In the late afternoon, when the sun starts its slow descent into the Arabian Sea, the view becomes something else. The light turns gold, then copper, then red. Fishermen pull their boats in. Small groups of locals gather on the rocks below to watch the sun drop. There's no performance about it, no curated sunset experience. It just happens, the way it has every evening for centuries.

A Working Beach, Not a Postcard Beach

Thangassery Beach isn't the sort of beach you come to for swimming. The currents are strong, the rocks are jagged, and the sea here has a rougher temperament than its tourist-brochure cousins further south. But it tells you something real about the coast.

Walk along the shoreline and you'll pass sections of the old seawall, chunks of Portuguese fortification half-buried in sand, and small shrines where fishermen leave offerings before heading out. The fishing community here has worked these waters for generations, and the beach functions more as a workplace than a leisure space.

At dawn, boats return from the night's catch. The air smells of salt and diesel and fish. Women sort the catch on the sand while auctioneers shout prices in rapid Malayalam. It's loud, messy, and completely absorbing.
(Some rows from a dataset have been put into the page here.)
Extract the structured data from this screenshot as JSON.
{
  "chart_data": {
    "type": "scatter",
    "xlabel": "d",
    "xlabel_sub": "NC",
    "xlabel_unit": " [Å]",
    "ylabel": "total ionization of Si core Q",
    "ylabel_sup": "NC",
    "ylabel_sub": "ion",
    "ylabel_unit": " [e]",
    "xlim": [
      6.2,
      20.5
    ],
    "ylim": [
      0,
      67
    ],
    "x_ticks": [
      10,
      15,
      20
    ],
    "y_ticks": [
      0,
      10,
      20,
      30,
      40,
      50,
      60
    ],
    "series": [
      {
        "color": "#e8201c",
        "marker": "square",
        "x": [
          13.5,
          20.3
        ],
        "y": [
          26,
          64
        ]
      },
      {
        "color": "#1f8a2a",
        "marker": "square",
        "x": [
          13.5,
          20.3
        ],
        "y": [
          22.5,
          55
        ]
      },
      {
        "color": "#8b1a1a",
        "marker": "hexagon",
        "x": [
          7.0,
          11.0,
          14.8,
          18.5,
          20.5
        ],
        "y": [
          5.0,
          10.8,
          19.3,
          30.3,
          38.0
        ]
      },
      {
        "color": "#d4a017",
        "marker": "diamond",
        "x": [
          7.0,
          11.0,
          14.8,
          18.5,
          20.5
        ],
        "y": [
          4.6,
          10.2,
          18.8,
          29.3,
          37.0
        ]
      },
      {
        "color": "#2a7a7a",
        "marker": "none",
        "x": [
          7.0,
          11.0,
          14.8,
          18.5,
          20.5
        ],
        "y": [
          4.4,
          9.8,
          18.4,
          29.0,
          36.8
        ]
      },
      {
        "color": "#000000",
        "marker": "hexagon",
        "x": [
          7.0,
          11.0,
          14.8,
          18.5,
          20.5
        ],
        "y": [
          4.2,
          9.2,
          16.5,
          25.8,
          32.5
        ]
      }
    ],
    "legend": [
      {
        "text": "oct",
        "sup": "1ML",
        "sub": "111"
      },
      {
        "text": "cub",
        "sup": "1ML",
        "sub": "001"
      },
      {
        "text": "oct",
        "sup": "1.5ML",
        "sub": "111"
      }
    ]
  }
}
Getting There Without Overthinking It

Kollam is well connected by both rail and road. Kollam Junction railway station sits about 3 kilometres from the lighthouse, and any auto-rickshaw driver will know exactly where Thangassery Lighthouse is — just say "lighthouse" and they'll nod. From the town centre, the ride takes around ten minutes.

From Thiruvananthapuram, it's roughly a 70-kilometre drive north along the coastal highway. From Kochi, it's closer to 150 kilometres south. Kollam also sits at one end of the Kerala backwaters, so many travellers arrive here by the long, slow ferry from Alappuzha — an eight-hour journey that turns getting to the lighthouse into half the adventure.

The Practical Bits

The lighthouse opens to visitors in the afternoon, typically from around 3 pm to 5 pm, though these hours shift depending on the keeper's schedule and weather conditions. It's closed on Mondays. The entrance fee is modest — a small charge for Indian visitors, slightly higher for foreign travellers, with an additional fee if you want to bring a camera up the tower.

Wear shoes you can climb in. Bring water. If you're afraid of heights or tight spaces, know that the staircase is genuinely narrow, and the gallery at the top has only a waist-high railing between you and a long drop. It's safe. It's not sanitised.

Why It Lingers

Kerala has flashier attractions. The backwaters get the cover photos, the tea plantations draw the honeymooners, and the beaches of Varkala and Kovalam pull the crowds. Thangassery Lighthouse doesn't compete with any of them, and doesn't try. It's a working lighthouse on a rough stretch of coast, attached to a fishing town with a complicated history and a view that rewards anyone willing to climb 144 steps to see it. Come for an afternoon, stay for the sunset, and leave with something most Kerala itineraries don't include — the salt-stung, wind-blown feeling of having seen the coast as it actually is.